Carlo’s “bad enduro” finishes here, we rejoin the others and smoothly along the dirt-roads that circle the Amiata Mountain, we return to the B&B in Radicofani for the night and for a dinner where the pitchers of wine are hardly left empty.

Sunday as a pilgrim
A ride North towards Siena is scheduled for Sunday, but I must return home early, so I decide to return to Viterbo along the via Francigena that passes from Radicofani.
For those who never heard of it, the via Francigena is an ancient route, 3000 km long, that in medieval times connected Canterbury to Rome, something like a Camino de Santiago (the Way of Saint James) of Central Europe.
Following the signs and the milestones that for centuries indicated the road to pilgrims, I ride towards Montefiascone along spring green fields.
First, I must say that the via Francigena is a pedestrian route for pilgrims so one must go at a pilgrim’s pace even if on two-wheels; this is a must to avoid being disliked and looking like idiots. It must also be said that the trail must not be taken too lightly. It is mostly dirt-roads, but it’s still for pedestrians and in some sections I had to make use of all my enduro experience to pass without damage for the trail was so narrow my twin engine bike couldn’t pass.
Luckily, these are isolated sections, only a few hundred meters long, and the Cassia runs near the trail so, with enough information, it is possible to avoid any section that is too difficult
I pass borghi like Acquapendente and San Lorenzo – from the square of the latter the view of the Bolsena lake is magnificent with the road seemingly diving directly into the water. The crater lake attracts the eye at every step (or wheel turn); it characterizes the way between San Lorenzo and Montefiascone, a constant and spectacular presence that shows itself around every curve.
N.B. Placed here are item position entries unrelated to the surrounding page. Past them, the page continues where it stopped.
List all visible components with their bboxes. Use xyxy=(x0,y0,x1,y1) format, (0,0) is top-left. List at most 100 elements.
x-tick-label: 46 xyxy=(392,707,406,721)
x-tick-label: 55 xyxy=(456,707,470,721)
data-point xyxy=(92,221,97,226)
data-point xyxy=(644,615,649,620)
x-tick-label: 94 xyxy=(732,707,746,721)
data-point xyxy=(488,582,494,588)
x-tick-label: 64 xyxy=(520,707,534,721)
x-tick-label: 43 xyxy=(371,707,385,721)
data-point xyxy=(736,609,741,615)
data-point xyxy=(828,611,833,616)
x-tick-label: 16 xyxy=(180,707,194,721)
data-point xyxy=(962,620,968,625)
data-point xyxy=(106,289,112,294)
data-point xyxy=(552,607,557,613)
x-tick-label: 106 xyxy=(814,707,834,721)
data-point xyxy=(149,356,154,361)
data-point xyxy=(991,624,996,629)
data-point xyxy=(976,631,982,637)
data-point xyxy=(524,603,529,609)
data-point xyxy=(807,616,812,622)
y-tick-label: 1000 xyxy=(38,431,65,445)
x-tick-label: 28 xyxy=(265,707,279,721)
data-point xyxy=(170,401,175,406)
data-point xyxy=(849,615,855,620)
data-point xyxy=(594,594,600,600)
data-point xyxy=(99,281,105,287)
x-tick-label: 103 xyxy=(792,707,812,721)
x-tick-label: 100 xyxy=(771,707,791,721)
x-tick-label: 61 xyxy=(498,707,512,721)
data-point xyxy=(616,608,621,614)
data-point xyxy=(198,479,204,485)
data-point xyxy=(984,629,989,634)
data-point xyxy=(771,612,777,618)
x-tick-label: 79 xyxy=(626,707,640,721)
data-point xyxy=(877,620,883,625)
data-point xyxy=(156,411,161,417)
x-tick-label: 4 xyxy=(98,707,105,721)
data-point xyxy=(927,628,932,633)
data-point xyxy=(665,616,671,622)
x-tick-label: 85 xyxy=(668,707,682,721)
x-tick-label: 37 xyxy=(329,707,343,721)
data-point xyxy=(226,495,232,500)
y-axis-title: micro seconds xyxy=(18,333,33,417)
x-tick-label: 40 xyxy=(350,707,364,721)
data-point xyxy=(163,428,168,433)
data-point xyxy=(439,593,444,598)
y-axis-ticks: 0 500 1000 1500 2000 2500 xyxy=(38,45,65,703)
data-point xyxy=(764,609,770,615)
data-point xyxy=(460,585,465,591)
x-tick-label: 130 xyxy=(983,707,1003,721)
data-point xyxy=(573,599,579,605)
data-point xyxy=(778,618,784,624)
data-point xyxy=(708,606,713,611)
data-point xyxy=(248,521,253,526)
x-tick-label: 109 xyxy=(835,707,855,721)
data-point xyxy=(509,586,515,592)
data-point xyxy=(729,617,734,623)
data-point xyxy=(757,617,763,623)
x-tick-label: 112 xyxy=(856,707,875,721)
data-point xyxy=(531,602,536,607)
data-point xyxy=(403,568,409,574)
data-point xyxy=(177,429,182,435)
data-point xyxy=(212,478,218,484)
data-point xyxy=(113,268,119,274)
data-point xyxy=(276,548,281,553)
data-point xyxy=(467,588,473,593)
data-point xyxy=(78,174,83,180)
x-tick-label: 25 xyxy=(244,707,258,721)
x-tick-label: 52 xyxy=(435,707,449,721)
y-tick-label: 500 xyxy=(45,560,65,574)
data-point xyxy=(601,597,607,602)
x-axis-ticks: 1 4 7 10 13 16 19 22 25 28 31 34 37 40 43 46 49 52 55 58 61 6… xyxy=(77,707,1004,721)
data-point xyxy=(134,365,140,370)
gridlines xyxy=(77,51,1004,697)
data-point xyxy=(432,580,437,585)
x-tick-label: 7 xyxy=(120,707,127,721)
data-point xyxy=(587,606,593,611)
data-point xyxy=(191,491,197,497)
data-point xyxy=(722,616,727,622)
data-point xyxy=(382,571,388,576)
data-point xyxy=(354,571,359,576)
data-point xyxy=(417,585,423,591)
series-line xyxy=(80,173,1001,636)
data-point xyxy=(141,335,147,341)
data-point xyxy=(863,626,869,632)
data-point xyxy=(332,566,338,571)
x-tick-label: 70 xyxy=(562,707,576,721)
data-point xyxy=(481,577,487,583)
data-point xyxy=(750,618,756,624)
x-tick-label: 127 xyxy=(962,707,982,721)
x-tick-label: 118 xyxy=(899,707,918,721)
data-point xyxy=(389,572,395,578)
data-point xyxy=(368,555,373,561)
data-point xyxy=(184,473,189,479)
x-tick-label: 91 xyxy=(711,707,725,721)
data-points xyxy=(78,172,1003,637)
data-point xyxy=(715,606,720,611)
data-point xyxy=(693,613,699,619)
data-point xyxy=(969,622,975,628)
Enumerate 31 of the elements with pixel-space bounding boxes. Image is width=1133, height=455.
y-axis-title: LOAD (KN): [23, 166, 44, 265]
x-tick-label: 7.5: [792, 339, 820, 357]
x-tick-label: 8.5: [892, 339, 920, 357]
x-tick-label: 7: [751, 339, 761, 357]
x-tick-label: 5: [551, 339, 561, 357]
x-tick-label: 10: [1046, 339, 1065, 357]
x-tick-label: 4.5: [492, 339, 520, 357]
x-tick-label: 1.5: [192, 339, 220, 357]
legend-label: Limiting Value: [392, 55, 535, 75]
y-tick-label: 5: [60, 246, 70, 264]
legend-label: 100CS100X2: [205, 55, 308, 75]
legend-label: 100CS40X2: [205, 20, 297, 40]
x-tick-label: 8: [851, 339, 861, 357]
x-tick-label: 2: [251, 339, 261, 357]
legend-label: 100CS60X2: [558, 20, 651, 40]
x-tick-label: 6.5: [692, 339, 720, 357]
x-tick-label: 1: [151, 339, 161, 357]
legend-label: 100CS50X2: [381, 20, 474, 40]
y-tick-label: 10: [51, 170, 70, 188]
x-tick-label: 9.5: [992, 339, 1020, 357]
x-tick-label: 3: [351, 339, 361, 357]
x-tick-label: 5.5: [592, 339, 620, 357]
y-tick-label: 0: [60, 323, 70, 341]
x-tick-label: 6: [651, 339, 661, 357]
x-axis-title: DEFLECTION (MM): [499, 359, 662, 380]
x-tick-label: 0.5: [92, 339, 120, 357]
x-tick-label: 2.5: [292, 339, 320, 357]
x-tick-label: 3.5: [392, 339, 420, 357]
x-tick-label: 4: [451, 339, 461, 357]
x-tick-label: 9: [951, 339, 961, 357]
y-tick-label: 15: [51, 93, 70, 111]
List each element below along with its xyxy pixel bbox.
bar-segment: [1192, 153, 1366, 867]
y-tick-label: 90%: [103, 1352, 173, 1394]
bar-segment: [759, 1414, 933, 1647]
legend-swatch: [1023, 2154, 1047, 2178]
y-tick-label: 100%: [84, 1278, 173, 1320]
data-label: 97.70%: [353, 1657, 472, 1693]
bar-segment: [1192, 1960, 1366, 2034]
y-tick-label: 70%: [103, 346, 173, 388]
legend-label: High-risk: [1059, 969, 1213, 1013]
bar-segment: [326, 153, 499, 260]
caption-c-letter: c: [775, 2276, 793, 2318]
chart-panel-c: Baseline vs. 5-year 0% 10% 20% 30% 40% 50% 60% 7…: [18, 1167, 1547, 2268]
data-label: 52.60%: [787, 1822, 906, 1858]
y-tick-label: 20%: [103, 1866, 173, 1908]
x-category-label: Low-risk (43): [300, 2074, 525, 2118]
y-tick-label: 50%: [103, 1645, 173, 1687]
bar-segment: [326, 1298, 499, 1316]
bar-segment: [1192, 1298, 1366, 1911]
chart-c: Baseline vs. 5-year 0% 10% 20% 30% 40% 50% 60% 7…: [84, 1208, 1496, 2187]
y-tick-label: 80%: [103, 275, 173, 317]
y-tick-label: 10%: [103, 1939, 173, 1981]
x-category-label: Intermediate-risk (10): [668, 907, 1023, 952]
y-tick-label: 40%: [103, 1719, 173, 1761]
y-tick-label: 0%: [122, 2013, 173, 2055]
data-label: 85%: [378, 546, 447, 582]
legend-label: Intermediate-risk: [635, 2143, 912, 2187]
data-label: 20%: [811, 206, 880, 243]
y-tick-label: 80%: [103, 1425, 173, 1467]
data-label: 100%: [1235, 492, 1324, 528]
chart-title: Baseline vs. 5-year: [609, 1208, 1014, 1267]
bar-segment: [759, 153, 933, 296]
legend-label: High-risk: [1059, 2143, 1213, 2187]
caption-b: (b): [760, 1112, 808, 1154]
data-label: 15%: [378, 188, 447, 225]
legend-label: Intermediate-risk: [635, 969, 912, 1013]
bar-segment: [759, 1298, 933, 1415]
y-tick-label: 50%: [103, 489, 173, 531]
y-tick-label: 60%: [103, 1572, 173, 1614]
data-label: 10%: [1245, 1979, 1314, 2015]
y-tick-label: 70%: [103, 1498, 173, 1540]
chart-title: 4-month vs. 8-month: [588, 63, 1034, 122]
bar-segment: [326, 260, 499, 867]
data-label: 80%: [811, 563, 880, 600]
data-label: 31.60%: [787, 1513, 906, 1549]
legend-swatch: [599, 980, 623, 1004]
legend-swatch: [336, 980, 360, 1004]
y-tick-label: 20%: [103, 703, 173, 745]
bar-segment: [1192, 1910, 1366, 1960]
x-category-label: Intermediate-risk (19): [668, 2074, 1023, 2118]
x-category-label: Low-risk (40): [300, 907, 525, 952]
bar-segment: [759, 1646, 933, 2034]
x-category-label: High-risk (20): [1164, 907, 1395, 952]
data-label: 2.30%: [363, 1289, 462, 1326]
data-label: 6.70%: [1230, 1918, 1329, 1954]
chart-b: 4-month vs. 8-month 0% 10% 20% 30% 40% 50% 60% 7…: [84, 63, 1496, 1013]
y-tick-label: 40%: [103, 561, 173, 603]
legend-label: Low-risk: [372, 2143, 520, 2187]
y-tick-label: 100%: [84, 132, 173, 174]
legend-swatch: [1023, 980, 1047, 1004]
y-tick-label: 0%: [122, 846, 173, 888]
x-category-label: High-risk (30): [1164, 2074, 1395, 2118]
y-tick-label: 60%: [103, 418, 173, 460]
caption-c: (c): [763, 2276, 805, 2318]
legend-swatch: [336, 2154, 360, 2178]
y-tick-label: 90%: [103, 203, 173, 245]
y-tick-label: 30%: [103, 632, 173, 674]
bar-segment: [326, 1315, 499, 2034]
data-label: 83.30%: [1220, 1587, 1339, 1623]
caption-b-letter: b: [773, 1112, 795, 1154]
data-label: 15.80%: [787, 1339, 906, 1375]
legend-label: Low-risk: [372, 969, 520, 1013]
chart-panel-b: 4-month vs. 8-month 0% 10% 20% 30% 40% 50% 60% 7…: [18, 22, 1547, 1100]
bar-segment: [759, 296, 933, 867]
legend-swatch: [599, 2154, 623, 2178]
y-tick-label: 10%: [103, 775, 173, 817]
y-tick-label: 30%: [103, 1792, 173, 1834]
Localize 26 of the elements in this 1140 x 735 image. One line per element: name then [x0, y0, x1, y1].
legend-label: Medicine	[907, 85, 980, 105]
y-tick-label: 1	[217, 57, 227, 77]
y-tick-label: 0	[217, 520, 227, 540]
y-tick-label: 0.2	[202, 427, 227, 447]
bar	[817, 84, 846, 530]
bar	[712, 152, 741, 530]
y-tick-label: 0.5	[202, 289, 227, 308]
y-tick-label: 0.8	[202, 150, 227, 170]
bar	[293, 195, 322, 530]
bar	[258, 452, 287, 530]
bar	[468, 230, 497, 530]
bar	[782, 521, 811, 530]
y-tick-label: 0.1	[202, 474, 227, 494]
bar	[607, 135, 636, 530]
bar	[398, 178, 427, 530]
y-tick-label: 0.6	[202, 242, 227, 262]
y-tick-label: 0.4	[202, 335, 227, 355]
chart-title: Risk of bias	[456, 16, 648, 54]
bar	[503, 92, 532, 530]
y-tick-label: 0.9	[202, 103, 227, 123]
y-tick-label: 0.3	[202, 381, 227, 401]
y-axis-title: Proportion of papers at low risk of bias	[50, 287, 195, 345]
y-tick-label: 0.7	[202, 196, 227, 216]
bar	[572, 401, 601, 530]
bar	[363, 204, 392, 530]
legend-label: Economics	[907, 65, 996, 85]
I reach Bolsena from behind its castle which lays almost on the shore of the lake and stop for a drink on the beach taking the time for a short walk in the Spring sun.
I leave heading towards the Turona park and reach the panoramic viewpoint of Montefiascone’s Rocca dei Papi, a terrace overlooking the lake where my trip ends. In this part of the country Sunday’s lunch is a serious thing, along the streets of the borghi the ovens work overtime, the scent of roast fills the air, it is time to head back home!